European money managers' combined assets under management fell 4.1% in the second half of 2018 due to slowing global growth, continuing trade disputes and political uncertainty in Europe, Moody's Investors Service said Thursday in a report.
The rating agency's latest analysis of 20 European money managers said total AUM fell to €9.2 trillion ($10.3 trillion) at the end of 2018.
Net outflows reduced AUM by €52 billion, compared with net inflows of €98 billion in the first half of 2018. In 2017, net inflows in the final six months of the year were €134 billion.
Seven of the 20 managers surveyed reported net inflows in the second half of 2018: Ashmore Group, Azimut Group, Amundi, Credit Suisse Asset Management, UBS Asset Management, Allianz and Legal & General investment Management.
"The industry is transitioning from a product to a service-based model, and we believe the new service model, which includes the use of technology to provide advice and improve client experience, is now taking shape," Moody's said.
Total management fee revenues fell 5% in the six-month period across the firms, reflecting lower AUM and lower performance fees, Moody's said.

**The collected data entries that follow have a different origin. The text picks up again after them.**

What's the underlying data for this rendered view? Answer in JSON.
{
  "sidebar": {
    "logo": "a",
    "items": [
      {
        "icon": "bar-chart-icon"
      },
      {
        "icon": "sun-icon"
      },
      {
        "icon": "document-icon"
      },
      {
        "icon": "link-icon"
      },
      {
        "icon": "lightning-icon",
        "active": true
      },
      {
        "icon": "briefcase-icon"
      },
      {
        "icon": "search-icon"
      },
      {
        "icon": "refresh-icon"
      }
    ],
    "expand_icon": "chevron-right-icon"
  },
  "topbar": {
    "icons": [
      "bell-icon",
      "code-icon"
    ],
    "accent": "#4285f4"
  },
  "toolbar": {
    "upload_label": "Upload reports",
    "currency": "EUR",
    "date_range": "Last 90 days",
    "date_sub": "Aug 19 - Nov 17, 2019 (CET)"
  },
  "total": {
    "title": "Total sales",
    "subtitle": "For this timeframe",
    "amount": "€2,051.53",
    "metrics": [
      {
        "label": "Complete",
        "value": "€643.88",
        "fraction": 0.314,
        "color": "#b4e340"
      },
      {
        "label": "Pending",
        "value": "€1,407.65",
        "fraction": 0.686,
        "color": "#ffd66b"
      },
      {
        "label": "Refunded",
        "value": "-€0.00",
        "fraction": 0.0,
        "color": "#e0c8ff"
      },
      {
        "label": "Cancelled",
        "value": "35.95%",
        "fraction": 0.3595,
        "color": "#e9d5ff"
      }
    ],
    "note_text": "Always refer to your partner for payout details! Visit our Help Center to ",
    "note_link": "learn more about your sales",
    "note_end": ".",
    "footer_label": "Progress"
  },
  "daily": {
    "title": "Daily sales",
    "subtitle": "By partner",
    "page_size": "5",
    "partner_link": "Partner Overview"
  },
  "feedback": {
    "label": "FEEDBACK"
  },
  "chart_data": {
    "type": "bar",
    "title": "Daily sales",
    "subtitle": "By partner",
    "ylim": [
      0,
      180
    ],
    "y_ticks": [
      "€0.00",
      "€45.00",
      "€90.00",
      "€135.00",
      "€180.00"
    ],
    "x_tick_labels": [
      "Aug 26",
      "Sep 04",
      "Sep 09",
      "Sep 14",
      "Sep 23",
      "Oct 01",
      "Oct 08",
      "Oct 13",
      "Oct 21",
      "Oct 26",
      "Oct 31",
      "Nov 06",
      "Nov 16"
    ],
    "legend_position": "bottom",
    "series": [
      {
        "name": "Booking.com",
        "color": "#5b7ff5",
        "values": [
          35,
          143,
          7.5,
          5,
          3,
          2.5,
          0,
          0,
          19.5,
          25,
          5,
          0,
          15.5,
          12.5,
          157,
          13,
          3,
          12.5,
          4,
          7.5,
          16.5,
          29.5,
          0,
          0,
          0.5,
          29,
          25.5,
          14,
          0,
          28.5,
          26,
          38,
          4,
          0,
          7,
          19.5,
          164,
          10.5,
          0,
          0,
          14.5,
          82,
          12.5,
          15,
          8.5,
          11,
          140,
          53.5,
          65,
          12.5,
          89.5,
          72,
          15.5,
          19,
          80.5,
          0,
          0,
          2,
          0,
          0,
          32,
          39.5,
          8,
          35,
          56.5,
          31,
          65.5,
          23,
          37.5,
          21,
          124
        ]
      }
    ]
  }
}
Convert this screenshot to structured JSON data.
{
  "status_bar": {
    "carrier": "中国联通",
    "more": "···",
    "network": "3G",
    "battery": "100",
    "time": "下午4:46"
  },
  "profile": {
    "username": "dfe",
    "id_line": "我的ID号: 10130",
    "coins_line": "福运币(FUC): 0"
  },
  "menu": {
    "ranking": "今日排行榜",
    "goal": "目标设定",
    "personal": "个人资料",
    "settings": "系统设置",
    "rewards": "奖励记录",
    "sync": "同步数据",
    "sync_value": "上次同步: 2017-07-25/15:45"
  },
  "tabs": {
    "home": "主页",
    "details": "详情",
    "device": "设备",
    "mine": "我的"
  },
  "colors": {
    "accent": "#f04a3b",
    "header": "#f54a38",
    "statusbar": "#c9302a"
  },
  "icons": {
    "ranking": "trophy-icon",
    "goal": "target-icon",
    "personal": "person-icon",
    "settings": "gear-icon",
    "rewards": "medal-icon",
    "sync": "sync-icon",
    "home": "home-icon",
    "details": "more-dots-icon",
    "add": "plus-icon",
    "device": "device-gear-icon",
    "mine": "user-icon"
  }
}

Fee revenue in the first half of 2018 also fell 3.5% due to stagnant AUM and lower performance fees.
New disclosure and transparency requirements announced in March by the European Commission will likely push up operational and compliance costs, weighing on profits, Moody's said. The requirements may also lead to "increased execution risk, as non-compliance could lead to fines," according to analysts who compiled the report.